Muitas destas ruas estão embelezadas, outras mal varridas, esburacadas, sem contar o mato que toma conta. Agora me vem à cabeça outra pergunta: e os passeios? Estes devem ser cuidados pelos proprietários.

 

Muitas ruas não pavimentadas não têm passeio e outras têm. Mais de 90% delas estão em estado de calamidade pública. Falta de capricho de quem? Ora, do proprietário. Não só falta de capricho, como também de responsabilidade. É sobre o passeio que passa o pedestre, mas muitas vezes ele se obriga a ocupar o leito da rua para transitar porque as calçadas são iguais ou pior que a rua.

 

Paro e olho para dentro do imóvel. Há uma bela vivenda bem ajardinada, grama limpa e bem cortada e penso: “por cima fitas e rendas por baixo”. Deus me defenda. A primeira impressão é sempre a que fica.

 

Se paro em frente de uma casa cuja calçada está toda quebrada e com o lixo pedindo por favor, para ser levado, o que está para dentro do cercado perde a beleza e vem o pensamento de como será o restante.

 

Vivemos numa cidade pacata, de um povo ordeiro e trabalhador, onde o comércio é pujante. Bons hotéis, cinema de fazer inveja, edifícios construídos para abrigar pessoas endinheiradas, colégios que nada deixam desejar.

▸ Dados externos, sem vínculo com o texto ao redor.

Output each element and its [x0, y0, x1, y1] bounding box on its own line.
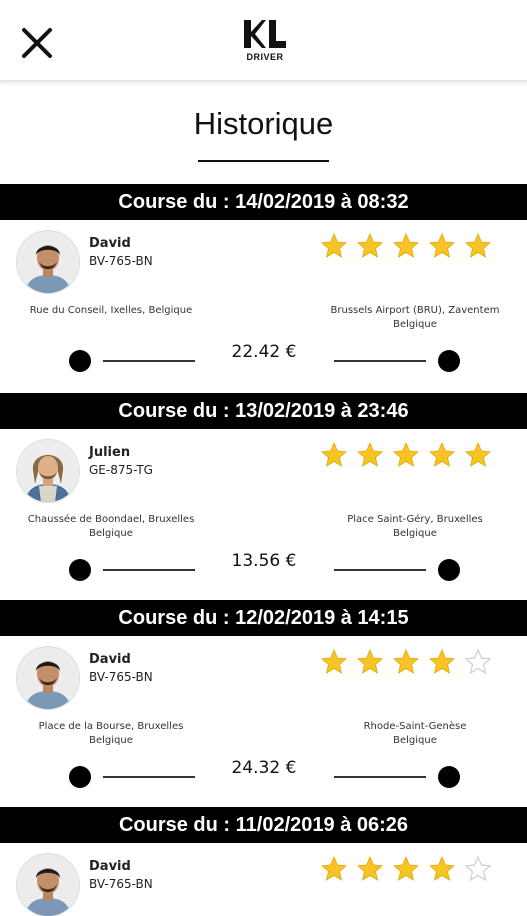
driver-name: Julien [89, 445, 131, 460]
pickup-address: Rue du Conseil, Ixelles, Belgique [6, 304, 216, 318]
dropoff-address: Brussels Airport (BRU), Zaventem Belgiqu… [310, 304, 520, 332]
pickup-address-line1: Place de la Bourse, Bruxelles [38, 721, 184, 732]
dropoff-address: Place Saint-Géry, Bruxelles Belgique [310, 513, 520, 541]
trip-card[interactable]: Course du : 11/02/2019 à 06:26 David BV-… [0, 807, 527, 916]
title-underline [198, 160, 329, 162]
trip-header: Course du : 11/02/2019 à 06:26 [0, 807, 527, 843]
rating-stars [320, 648, 500, 678]
close-button[interactable] [20, 26, 54, 60]
route-line-right [334, 360, 426, 362]
dropoff-dot [438, 559, 460, 581]
star-filled-icon [429, 442, 455, 467]
driver-photo [17, 231, 79, 293]
trip-card[interactable]: Course du : 12/02/2019 à 14:15 David BV-… [0, 600, 527, 807]
star-filled-icon [321, 856, 347, 881]
dropoff-address-line2: Belgique [393, 735, 437, 746]
dropoff-address: Rhode-Saint-Genèse Belgique [310, 720, 520, 748]
page-title: Historique [193, 106, 334, 141]
star-filled-icon [393, 856, 419, 881]
star-filled-icon [357, 649, 383, 674]
dropoff-address-line1: Rhode-Saint-Genèse [363, 721, 467, 732]
star-filled-icon [321, 649, 347, 674]
star-filled-icon [357, 442, 383, 467]
route-line-left [103, 360, 195, 362]
pickup-address-line2: Belgique [89, 528, 133, 539]
pickup-address: Place de la Bourse, Bruxelles Belgique [6, 720, 216, 748]
logo-subtitle: DRIVER [246, 52, 284, 62]
star-filled-icon [393, 649, 419, 674]
pickup-address-line2: Belgique [89, 735, 133, 746]
trip-header: Course du : 12/02/2019 à 14:15 [0, 600, 527, 636]
pickup-dot [69, 559, 91, 581]
driver-avatar [17, 231, 79, 293]
driver-avatar [17, 854, 79, 916]
star-empty-icon [464, 855, 492, 882]
dropoff-dot [438, 766, 460, 788]
rating-stars [320, 441, 500, 471]
pickup-address-text: Rue du Conseil, Ixelles, Belgique [29, 305, 193, 316]
driver-name: David [89, 236, 131, 251]
driver-photo [17, 854, 79, 916]
rating-stars [320, 855, 500, 885]
trip-header: Course du : 13/02/2019 à 23:46 [0, 393, 527, 429]
star-filled-icon [321, 442, 347, 467]
dropoff-address-line2: Belgique [393, 319, 437, 330]
route-line-right [334, 776, 426, 778]
star-empty-icon [464, 648, 492, 675]
trip-price: 22.42 € [231, 342, 297, 362]
driver-avatar [17, 440, 79, 502]
trip-header: Course du : 14/02/2019 à 08:32 [0, 184, 527, 220]
kl-logo-mark [244, 20, 286, 48]
app-logo: DRIVER [242, 18, 288, 64]
star-filled-icon [429, 233, 455, 258]
star-filled-icon [357, 233, 383, 258]
driver-photo [17, 647, 79, 709]
star-filled-icon [429, 856, 455, 881]
route-line-right [334, 569, 426, 571]
star-filled-icon [429, 649, 455, 674]
star-filled-icon [465, 442, 491, 467]
route-line-left [103, 569, 195, 571]
pickup-address: Chaussée de Boondael, Bruxelles Belgique [6, 513, 216, 541]
pickup-address-line1: Chaussée de Boondael, Bruxelles [27, 514, 195, 525]
driver-photo [17, 440, 79, 502]
pickup-dot [69, 350, 91, 372]
rating-stars [320, 232, 500, 262]
driver-avatar [17, 647, 79, 709]
driver-plate: BV-765-BN [89, 877, 153, 891]
dropoff-address-line1: Brussels Airport (BRU), Zaventem [330, 305, 500, 316]
star-filled-icon [357, 856, 383, 881]
driver-plate: BV-765-BN [89, 670, 153, 684]
trip-price: 13.56 € [231, 551, 297, 571]
driver-name: David [89, 859, 131, 874]
driver-name: David [89, 652, 131, 667]
trip-price: 24.32 € [231, 758, 297, 778]
star-filled-icon [465, 233, 491, 258]
dropoff-address-line1: Place Saint-Géry, Bruxelles [347, 514, 483, 525]
star-filled-icon [393, 442, 419, 467]
trip-card[interactable]: Course du : 13/02/2019 à 23:46 Julien GE… [0, 393, 527, 600]
top-bar: DRIVER [0, 0, 527, 82]
dropoff-dot [438, 350, 460, 372]
star-filled-icon [321, 233, 347, 258]
star-filled-icon [393, 233, 419, 258]
driver-plate: BV-765-BN [89, 254, 153, 268]
dropoff-address-line2: Belgique [393, 528, 437, 539]
close-icon [22, 28, 52, 58]
pickup-dot [69, 766, 91, 788]
route-line-left [103, 776, 195, 778]
driver-plate: GE-875-TG [89, 463, 153, 477]
trip-card[interactable]: Course du : 14/02/2019 à 08:32 David BV-… [0, 184, 527, 391]
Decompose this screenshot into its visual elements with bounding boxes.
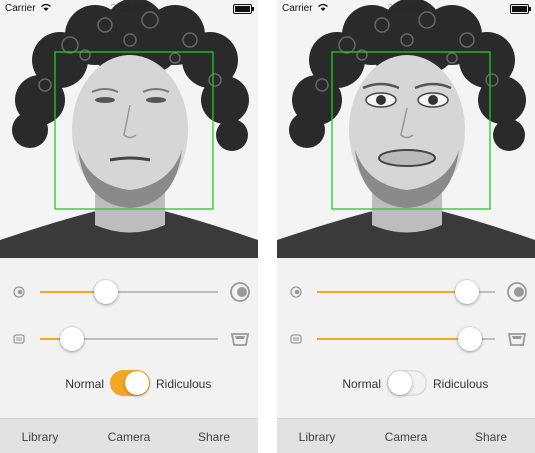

Logo, poderíamos ser uma cidade agradável e convidativa para residir.

 

No entanto, precisamos ser mais bairristas, amar nossa cidade e exigir uma atuação mais transparente dos órgãos de comunicação.

 

Precisamos ser mais assíduos às reuniões dos órgãos de classe da Câmara Municipal, denunciar o desleixo, não só da administração pública, mas também o descaso com a desorganização e limpeza urbana e também com a omissão dos proprietários de imóveis, sejam eles públicos e privados.

 

Não basta ser um povo simpático e hospitaleiro e ter a imagem de uma cidade abandonada. Claro que toda regra tem exceção. Temos locais maravilhosos e aprazíveis a serem visitados, mas carecem de apoio do Poder Público.

 

Se este é omisso e a população não reivindica, o turista também não visita.